Not that it made any difference, in the end.
“Yeah, I told her to and her Mom backed me up, thank Christ. The cops said they couldn’t do anything about a crazy woman over-interested a pregnancy beyond giving her a stern warning.”
Cordelia sighed. “Yeah.”
“And to be honest, I wasn’t as worried as I should have been,” he said softly, finally confessing his deepest regret about what had happened, telling her the unrelenting thought that still kept him up some nights. “I mean,
now
I recognize the signs of a stalker and of an obsessive, ill personality, but back then? I was twenty-eight and a battle-hardened Marine. I knew what insurgents looked like, and ambushes, and I could spot a potential IED minefield at fifty paces. But a woman like Amanda, who just came across as a fucking loon? I thought she was disturbed and an annoyance, for sure, but not a threat.” He stroked her palm, made circles around and around. “I didn’t know – I never thought of a woman as a violent stalker, you know? Not then. I know better now.”
Cordelia touched his chest, felt his heart racing. “I know.”
“All the warning signals were there and nobody heeded them,” he went on. “The harassment went on until Jessica was almost eight months pregnant, then it just stopped.”
Cordelia tensed up; that was always a bad sign, when a stalker went radio silent. That was usually when they had something big planned. Something definitive.
“We were so relieved that she’d stopped. We thought – we thought that she’d just given up… just gotten tired of the whole thing. But she hadn’t. And she wasn’t.”
“Tell me.” She felt him dig his fingers in to her hips and she flinched. “Hunter. Tell me.”

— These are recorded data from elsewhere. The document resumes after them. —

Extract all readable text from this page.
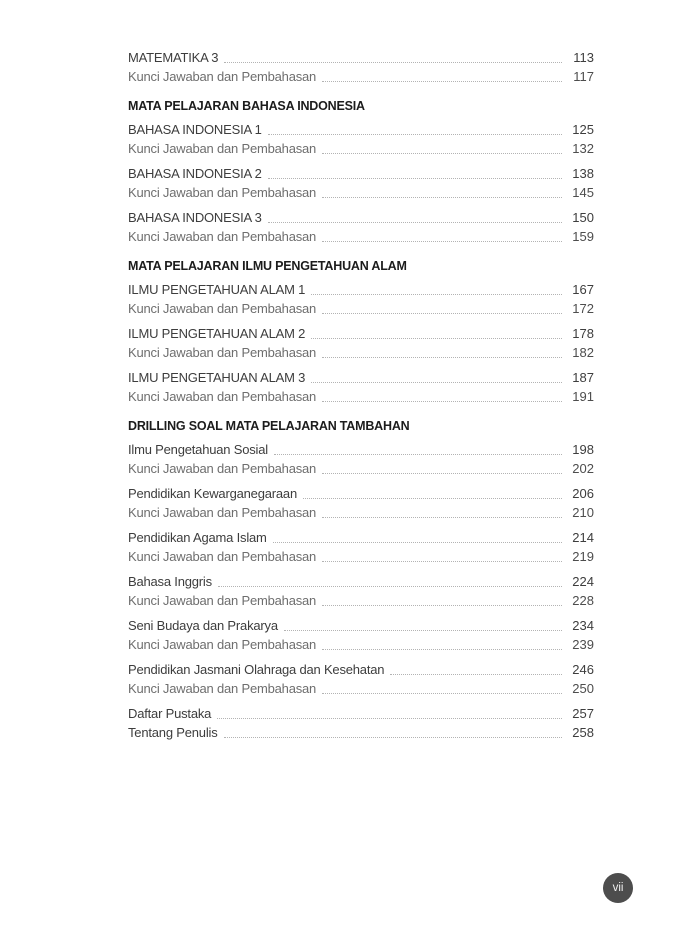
MATEMATIKA 3	113
Kunci Jawaban dan Pembahasan	117
MATA PELAJARAN BAHASA INDONESIA
BAHASA INDONESIA 1	125
Kunci Jawaban dan Pembahasan	132
BAHASA INDONESIA 2	138
Kunci Jawaban dan Pembahasan	145
BAHASA INDONESIA 3	150
Kunci Jawaban dan Pembahasan	159
MATA PELAJARAN ILMU PENGETAHUAN ALAM
ILMU PENGETAHUAN ALAM 1	167
Kunci Jawaban dan Pembahasan	172
ILMU PENGETAHUAN ALAM 2	178
Kunci Jawaban dan Pembahasan	182
ILMU PENGETAHUAN ALAM 3	187
Kunci Jawaban dan Pembahasan	191
DRILLING SOAL MATA PELAJARAN TAMBAHAN
Ilmu Pengetahuan Sosial	198
Kunci Jawaban dan Pembahasan	202
Pendidikan Kewarganegaraan	206
Kunci Jawaban dan Pembahasan	210
Pendidikan Agama Islam	214
Kunci Jawaban dan Pembahasan	219
Bahasa Inggris	224
Kunci Jawaban dan Pembahasan	228
Seni Budaya dan Prakarya	234
Kunci Jawaban dan Pembahasan	239
Pendidikan Jasmani Olahraga dan Kesehatan	246
Kunci Jawaban dan Pembahasan	250
Daftar Pustaka	257
Tentang Penulis	258
vii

“I was due to come back that weekend, since I had leave for the birth and for a few weeks after.” His voice was mechanical now, numb and emotionless. “I wasn’t there when Jess and my baby needed me. I wasn’t there when Amanda broke in to the house and stabbed Jess twelve times, then sliced her stomach open to take the baby.”
“God. No… oh, no.”
“But she… she screwed it up. Went too deep. She – she killed our son as she tried to take him.”

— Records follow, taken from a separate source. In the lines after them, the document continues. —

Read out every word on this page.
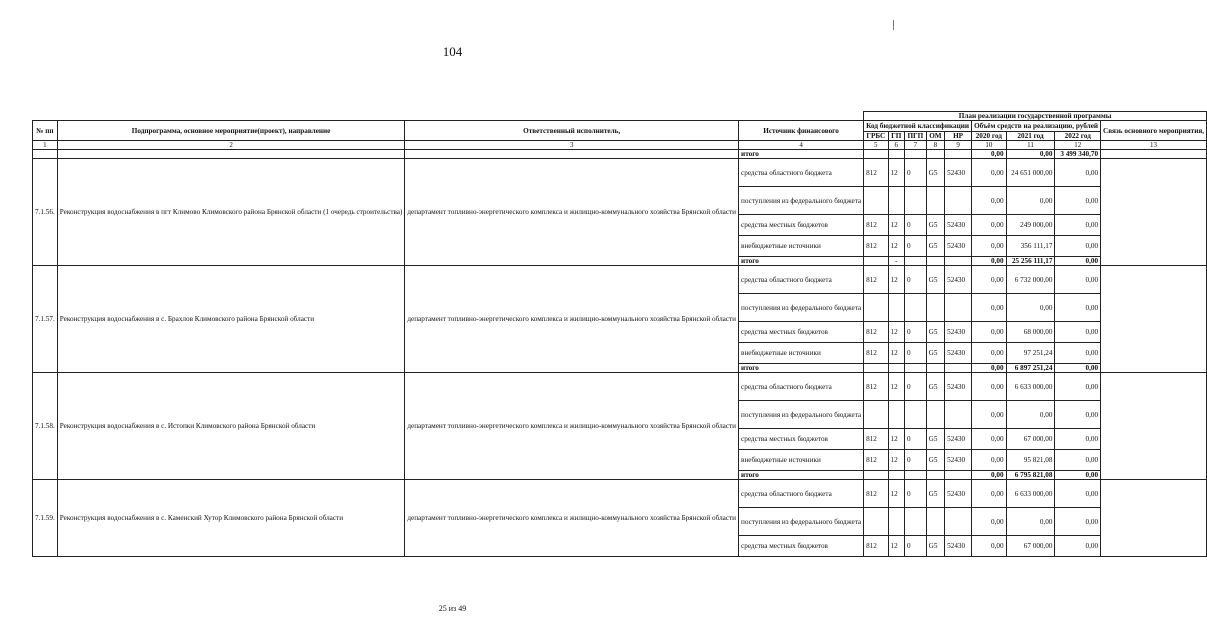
104
				План реализации государственной программы								
№ пп	Подпрограмма, основное мероприятие(проект), направление	Ответственный исполнитель,	Источник финансового	Код бюджетной классификации					Объём средств на реализацию, рублей			Связь основного мероприятия,
				ГРБС	ГП	ПГП	ОМ	НР	2020 год	2021 год	2022 год	
1	2	3	4	5	6	7	8	9	10	11	12	13
			итого						0,00	0,00	3 499 340,70	
7.1.56.	Реконструкция водоснабжения в пгт Климово Климовского района Брянской области (1 очередь строительства)	департамент топливно-энергетического комплекса и жилищно-коммунального хозяйства Брянской области	средства областного бюджета	812	12	0	G5	52430	0,00	24 651 000,00	0,00	
			поступления из федерального бюджета						0,00	0,00	0,00	
			средства местных бюджетов	812	12	0	G5	52430	0,00	249 000,00	0,00	
			внебюджетные источники	812	12	0	G5	52430	0,00	356 111,17	0,00	
			итого		-				0,00	25 256 111,17	0,00	
7.1.57.	Реконструкция водоснабжения в с. Брахлов Климовского района Брянской области	департамент топливно-энергетического комплекса и жилищно-коммунального хозяйства Брянской области	средства областного бюджета	812	12	0	G5	52430	0,00	6 732 000,00	0,00	
			поступления из федерального бюджета						0,00	0,00	0,00	
			средства местных бюджетов	812	12	0	G5	52430	0,00	68 000,00	0,00	
			внебюджетные источники	812	12	0	G5	52430	0,00	97 251,24	0,00	
			итого						0,00	6 897 251,24	0,00	
7.1.58.	Реконструкция водоснабжения в с. Истопки Климовского района Брянской области	департамент топливно-энергетического комплекса и жилищно-коммунального хозяйства Брянской области	средства областного бюджета	812	12	0	G5	52430	0,00	6 633 000,00	0,00	
			поступления из федерального бюджета						0,00	0,00	0,00	
			средства местных бюджетов	812	12	0	G5	52430	0,00	67 000,00	0,00	
			внебюджетные источники	812	12	0	G5	52430	0,00	95 821,08	0,00	
			итого						0,00	6 795 821,08	0,00	
7.1.59.	Реконструкция водоснабжения в с. Каменский Хутор Климовского района Брянской области	департамент топливно-энергетического комплекса и жилищно-коммунального хозяйства Брянской области	средства областного бюджета	812	12	0	G5	52430	0,00	6 633 000,00	0,00	
			поступления из федерального бюджета						0,00	0,00	0,00	
			средства местных бюджетов	812	12	0	G5	52430	0,00	67 000,00	0,00	
25 из 49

Sickened, Cordelia waited; she knew there was more.
“Amanda panicked, I guess, and she just ran out of the house. The neighbor saw her leave, covered in blood and came to check on Jess. He found them like that. Dead on the kitchen floor, blood everywhere. My – my son…” His throat closed. “My son was next to Jessica and it was obvious that she hadn’t been dead when Amanda had cut her open. Jess was… was holding our son against her side. Had him all curled up and held close. She died holding him.”

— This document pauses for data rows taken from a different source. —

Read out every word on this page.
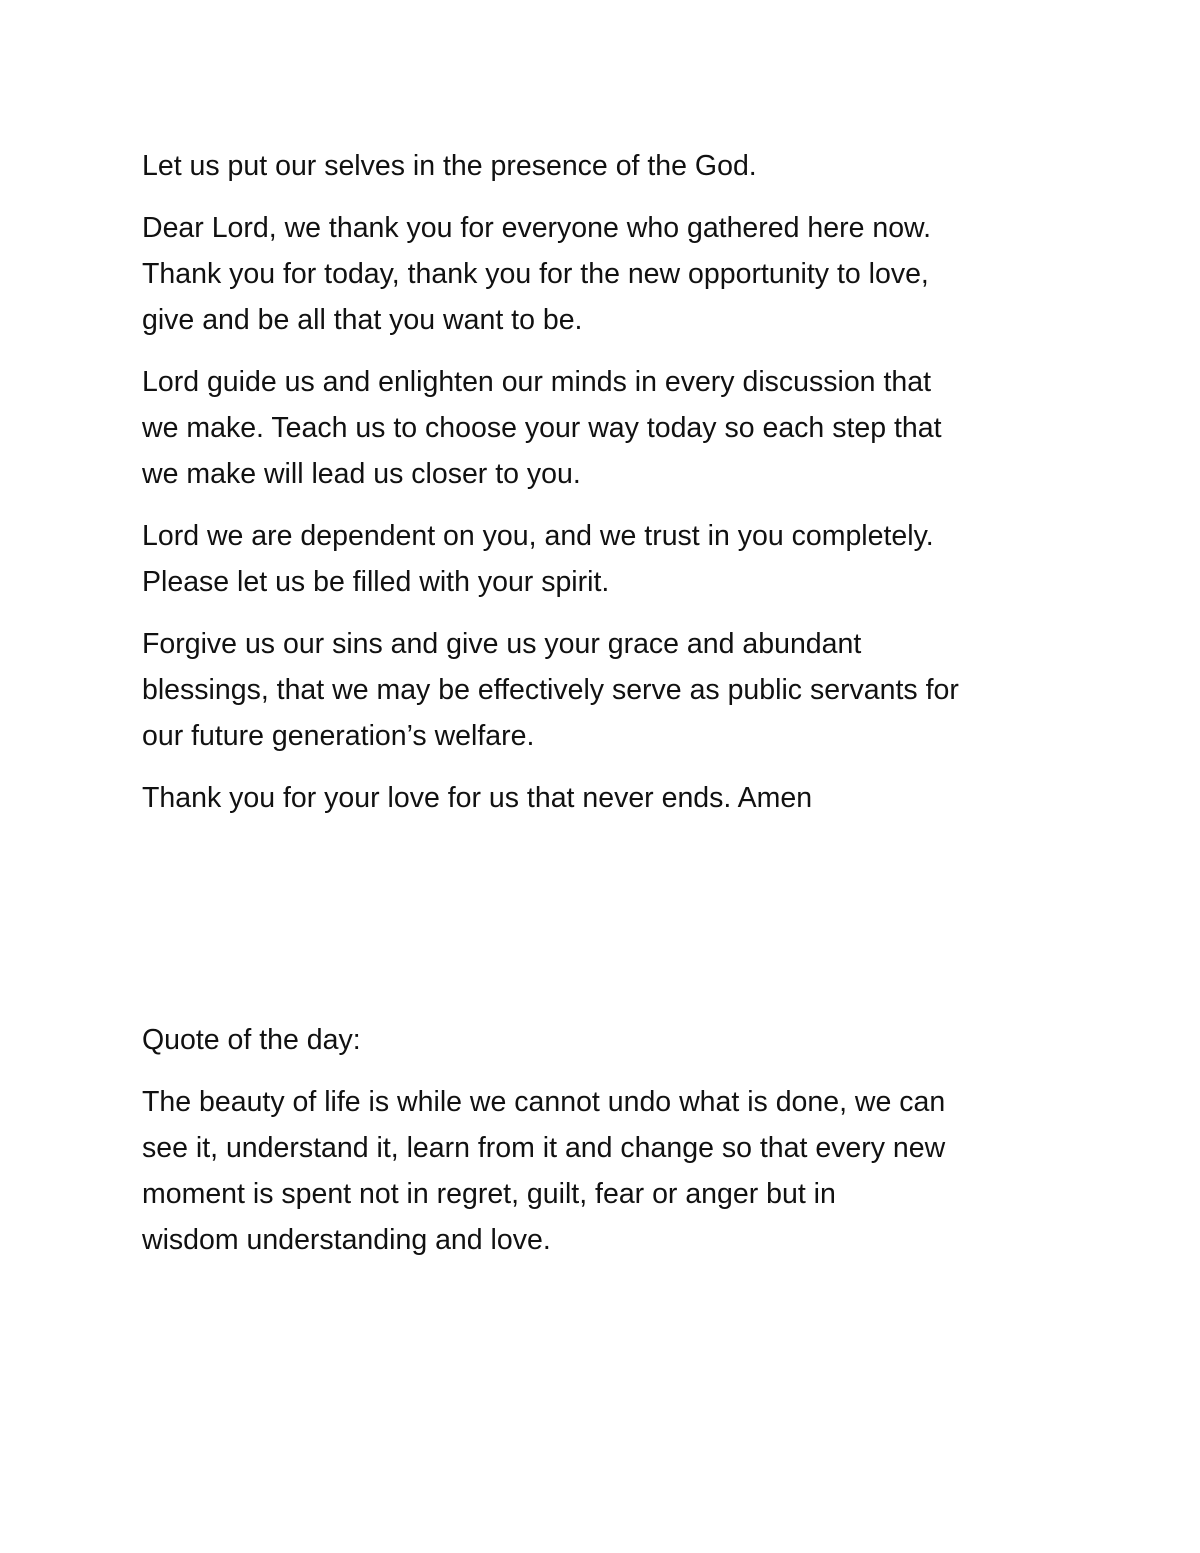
Let us put our selves in the presence of the God.
Dear Lord, we thank you for everyone who gathered here now.
Thank you for today, thank you for the new opportunity to love,
give and be all that you want to be.
Lord guide us and enlighten our minds in every discussion that
we make. Teach us to choose your way today so each step that
we make will lead us closer to you.
Lord we are dependent on you, and we trust in you completely.
Please let us be filled with your spirit.
Forgive us our sins and give us your grace and abundant
blessings, that we may be effectively serve as public servants for
our future generation’s welfare.
Thank you for your love for us that never ends. Amen
Quote of the day:
The beauty of life is while we cannot undo what is done, we can
see it, understand it, learn from it and change so that every new
moment is spent not in regret, guilt, fear or anger but in
wisdom understanding and love.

Cordelia felt tears burning her eyes and she couldn’t understand why Hunter wasn’t crying. But then she saw his face and it was the face of a man being tortured, a man so full of hurt and self-loathing that it took her breath away. God, so much
pain
.
“I thought I was coming home to see my son born, to see my wife holding our child. Instead, I ended up planning a funeral. Well, two, really. I wanted to bury Connor with Jessica, but they wouldn’t allow it. So I had them buried in one plot, in two coffins.”